I find stories about loneliness a bit problematic since I find lonely protagonists to be more-or-less non-starters. If you're lonely, it's your fault. Go fix things. Stop whining. The end. Loneliness is either psychological, existential, or essential. Combine, conflate, and convolute as you will. In short: loneliness is for emo and bad imitations of French philosophy/novels/films.
I'm quite aware that there are other approaches to the topic.
Most of the ironic and other twists on loneliness have been done to death and didn't interest me—such as not being alone but being lonely, not being with the one yo want but feeling empty, etc.

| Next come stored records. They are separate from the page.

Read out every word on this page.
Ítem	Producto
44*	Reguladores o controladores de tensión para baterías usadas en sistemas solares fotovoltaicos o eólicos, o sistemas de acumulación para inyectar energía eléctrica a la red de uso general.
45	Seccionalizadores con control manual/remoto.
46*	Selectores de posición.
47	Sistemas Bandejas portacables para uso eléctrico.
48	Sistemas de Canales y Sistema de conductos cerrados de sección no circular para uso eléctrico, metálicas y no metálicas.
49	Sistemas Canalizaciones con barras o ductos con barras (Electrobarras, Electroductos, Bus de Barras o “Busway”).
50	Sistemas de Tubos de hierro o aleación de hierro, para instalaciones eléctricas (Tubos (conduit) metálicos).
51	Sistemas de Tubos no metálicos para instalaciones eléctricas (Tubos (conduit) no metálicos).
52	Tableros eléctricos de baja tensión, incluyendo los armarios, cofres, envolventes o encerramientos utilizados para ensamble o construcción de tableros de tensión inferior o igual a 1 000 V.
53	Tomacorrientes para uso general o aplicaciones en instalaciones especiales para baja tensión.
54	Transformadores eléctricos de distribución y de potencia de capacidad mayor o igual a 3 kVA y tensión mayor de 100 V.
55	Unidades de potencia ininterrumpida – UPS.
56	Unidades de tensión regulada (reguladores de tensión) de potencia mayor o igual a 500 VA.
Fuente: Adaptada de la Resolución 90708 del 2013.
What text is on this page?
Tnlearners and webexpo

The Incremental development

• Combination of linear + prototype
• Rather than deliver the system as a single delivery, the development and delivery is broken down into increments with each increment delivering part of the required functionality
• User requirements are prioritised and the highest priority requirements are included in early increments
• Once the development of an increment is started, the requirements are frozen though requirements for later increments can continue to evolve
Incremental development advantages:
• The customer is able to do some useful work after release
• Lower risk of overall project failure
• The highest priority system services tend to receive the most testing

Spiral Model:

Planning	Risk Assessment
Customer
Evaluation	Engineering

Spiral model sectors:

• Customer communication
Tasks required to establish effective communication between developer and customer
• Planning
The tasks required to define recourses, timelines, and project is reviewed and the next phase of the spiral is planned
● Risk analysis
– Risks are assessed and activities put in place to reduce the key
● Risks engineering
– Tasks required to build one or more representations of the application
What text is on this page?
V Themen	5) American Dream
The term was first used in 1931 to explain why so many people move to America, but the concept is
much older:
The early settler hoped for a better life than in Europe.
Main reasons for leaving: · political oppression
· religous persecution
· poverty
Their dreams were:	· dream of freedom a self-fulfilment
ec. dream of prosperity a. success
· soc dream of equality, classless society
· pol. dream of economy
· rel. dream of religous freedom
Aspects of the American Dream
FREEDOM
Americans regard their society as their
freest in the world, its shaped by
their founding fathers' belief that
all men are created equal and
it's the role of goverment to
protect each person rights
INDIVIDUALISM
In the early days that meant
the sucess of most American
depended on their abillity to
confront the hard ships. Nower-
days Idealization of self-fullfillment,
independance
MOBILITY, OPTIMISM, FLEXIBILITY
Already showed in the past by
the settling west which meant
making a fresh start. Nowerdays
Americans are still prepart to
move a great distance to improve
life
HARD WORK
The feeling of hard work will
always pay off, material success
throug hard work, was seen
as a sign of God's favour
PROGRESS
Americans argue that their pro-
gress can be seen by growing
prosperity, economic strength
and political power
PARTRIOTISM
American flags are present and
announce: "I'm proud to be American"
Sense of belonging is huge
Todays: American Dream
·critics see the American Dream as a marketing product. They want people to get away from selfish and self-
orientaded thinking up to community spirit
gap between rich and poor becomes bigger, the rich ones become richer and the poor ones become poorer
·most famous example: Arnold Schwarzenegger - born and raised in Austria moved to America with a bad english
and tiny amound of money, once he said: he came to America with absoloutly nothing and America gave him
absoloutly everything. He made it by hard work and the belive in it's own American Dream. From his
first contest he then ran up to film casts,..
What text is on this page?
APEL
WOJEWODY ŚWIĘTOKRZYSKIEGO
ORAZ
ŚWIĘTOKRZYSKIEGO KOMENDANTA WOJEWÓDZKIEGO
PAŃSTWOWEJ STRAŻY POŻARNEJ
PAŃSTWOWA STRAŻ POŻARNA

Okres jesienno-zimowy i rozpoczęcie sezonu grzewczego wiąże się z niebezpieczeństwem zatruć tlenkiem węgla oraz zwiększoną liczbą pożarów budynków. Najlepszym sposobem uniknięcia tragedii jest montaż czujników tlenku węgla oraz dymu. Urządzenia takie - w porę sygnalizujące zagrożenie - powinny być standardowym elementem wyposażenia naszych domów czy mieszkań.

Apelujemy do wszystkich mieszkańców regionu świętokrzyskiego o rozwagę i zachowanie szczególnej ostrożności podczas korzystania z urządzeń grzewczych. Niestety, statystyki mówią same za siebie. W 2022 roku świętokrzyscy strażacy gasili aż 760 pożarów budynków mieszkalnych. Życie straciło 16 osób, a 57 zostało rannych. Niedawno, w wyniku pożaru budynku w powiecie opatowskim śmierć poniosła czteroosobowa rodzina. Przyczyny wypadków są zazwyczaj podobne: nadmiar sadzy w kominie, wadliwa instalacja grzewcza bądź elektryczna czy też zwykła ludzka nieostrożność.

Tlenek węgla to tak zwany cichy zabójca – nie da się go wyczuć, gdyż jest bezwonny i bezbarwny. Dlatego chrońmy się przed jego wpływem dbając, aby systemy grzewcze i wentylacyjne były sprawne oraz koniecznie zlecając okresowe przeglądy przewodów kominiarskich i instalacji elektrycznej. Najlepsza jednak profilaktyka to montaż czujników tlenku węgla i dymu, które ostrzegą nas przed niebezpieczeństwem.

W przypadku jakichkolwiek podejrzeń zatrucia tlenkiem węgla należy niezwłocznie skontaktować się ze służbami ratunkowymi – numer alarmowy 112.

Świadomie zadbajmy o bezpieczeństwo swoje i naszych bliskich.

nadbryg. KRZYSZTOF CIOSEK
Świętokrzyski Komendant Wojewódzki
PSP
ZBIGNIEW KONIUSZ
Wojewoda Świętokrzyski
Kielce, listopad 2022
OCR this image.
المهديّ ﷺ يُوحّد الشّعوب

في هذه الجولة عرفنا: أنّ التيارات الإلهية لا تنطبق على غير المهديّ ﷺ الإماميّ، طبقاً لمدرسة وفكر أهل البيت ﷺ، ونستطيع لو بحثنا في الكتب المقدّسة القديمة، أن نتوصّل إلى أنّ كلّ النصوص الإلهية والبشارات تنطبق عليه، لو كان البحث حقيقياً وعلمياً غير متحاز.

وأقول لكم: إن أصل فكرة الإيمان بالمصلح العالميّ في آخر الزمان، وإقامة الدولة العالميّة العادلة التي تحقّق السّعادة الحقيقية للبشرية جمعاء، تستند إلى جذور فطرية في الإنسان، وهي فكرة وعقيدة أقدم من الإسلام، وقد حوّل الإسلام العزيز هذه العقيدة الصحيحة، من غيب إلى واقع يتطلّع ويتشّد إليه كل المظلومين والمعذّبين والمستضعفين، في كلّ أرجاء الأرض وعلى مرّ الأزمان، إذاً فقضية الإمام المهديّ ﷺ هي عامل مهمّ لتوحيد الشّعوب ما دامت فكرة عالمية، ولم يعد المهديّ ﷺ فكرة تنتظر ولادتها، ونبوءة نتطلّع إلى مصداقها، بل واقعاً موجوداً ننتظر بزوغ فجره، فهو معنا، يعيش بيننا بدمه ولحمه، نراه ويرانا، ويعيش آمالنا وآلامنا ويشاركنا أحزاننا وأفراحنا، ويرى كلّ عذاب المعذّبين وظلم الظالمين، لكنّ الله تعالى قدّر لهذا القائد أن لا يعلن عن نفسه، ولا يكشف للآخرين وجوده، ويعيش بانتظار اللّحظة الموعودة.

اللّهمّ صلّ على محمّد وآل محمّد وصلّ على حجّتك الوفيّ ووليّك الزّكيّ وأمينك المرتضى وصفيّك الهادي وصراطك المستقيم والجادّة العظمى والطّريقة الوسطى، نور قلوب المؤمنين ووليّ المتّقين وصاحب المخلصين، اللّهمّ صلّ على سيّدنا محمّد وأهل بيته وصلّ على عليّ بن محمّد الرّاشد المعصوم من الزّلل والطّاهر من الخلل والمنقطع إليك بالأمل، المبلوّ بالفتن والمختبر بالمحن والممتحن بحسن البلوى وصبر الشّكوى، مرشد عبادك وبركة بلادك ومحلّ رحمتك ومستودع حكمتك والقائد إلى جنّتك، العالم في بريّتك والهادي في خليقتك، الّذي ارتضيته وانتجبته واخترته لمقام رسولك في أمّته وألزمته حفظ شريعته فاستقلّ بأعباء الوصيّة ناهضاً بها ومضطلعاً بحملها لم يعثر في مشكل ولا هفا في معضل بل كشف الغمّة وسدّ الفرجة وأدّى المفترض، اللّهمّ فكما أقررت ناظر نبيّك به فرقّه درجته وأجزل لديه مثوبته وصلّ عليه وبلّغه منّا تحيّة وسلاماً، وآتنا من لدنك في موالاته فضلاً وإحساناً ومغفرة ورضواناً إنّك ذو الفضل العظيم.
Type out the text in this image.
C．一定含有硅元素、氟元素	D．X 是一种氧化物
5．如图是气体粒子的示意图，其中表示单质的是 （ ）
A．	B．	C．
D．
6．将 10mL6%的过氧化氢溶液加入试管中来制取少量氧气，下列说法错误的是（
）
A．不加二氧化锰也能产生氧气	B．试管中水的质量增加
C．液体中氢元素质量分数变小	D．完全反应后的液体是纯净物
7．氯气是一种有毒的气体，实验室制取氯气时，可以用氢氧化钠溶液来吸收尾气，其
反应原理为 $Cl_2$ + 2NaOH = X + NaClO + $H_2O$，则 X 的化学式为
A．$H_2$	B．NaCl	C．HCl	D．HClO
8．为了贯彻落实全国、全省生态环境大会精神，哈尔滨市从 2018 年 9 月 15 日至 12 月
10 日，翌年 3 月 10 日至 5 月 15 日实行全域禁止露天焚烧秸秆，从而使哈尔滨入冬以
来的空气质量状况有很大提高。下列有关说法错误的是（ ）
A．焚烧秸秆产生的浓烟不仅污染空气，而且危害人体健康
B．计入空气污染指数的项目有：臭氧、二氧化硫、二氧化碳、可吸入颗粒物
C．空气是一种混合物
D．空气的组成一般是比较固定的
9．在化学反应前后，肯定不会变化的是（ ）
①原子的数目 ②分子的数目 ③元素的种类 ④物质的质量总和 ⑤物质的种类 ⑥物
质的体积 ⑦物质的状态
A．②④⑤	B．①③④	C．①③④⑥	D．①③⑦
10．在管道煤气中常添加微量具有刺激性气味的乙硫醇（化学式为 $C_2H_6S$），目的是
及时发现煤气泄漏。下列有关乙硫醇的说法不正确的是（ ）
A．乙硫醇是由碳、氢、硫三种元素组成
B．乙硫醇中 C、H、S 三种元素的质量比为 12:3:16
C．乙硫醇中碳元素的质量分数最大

This entry was rightly trashed.
Back to the so-called writing process. I began about one hour before what I perceived to be the deadline. I realized that ana was likely not awake to close the entries at the deadline, and I figured 256 hadn't set a rigorous no-more-uploads feature, but I didn't want to be bitten but such potentials. In my haste I didn't bother proofreading it. Thus it was an utter mess. The narrative has a simple and obvious 5-part structure: a setup/intro, a change/development, a turning point (the photo as fulcrum), changes and consequences, and a hit-the-wall “conclusion.”
If I'd had the time—wait: I had the time (a month) but didn't take advantage of it—I'd have used the “found-object” as some sort of indicator of the (some other, not the “protagonist”) lonely soul, perhaps a lost diary or memoirs or paintings or a testament. More interesting would be something that could make even the non-lonely person (reader) feel loneliness. Not just some sort of “I've been there” identification but the palpable experience. Not just the sign or memory indicating that the character feels it, but something to make the reader feel it. But texts aren't operators; readers are not variables to be fed in and spit out through the black book, and one cannot control the reaction of the reader in general, which is to say, you can't account for all readers.
Plus, I was not writing the prose equivalent of the Sibelius violin concerto.
This clearly is not “autobiographical” and not the story of somebody who has “been there.” Along the way I borrowed one or two historical details from things I'd heard or seen. You shouldn't like any of the characters/ciphers. They have no personalities; they have traits.
My apologies for inflicting it upon you.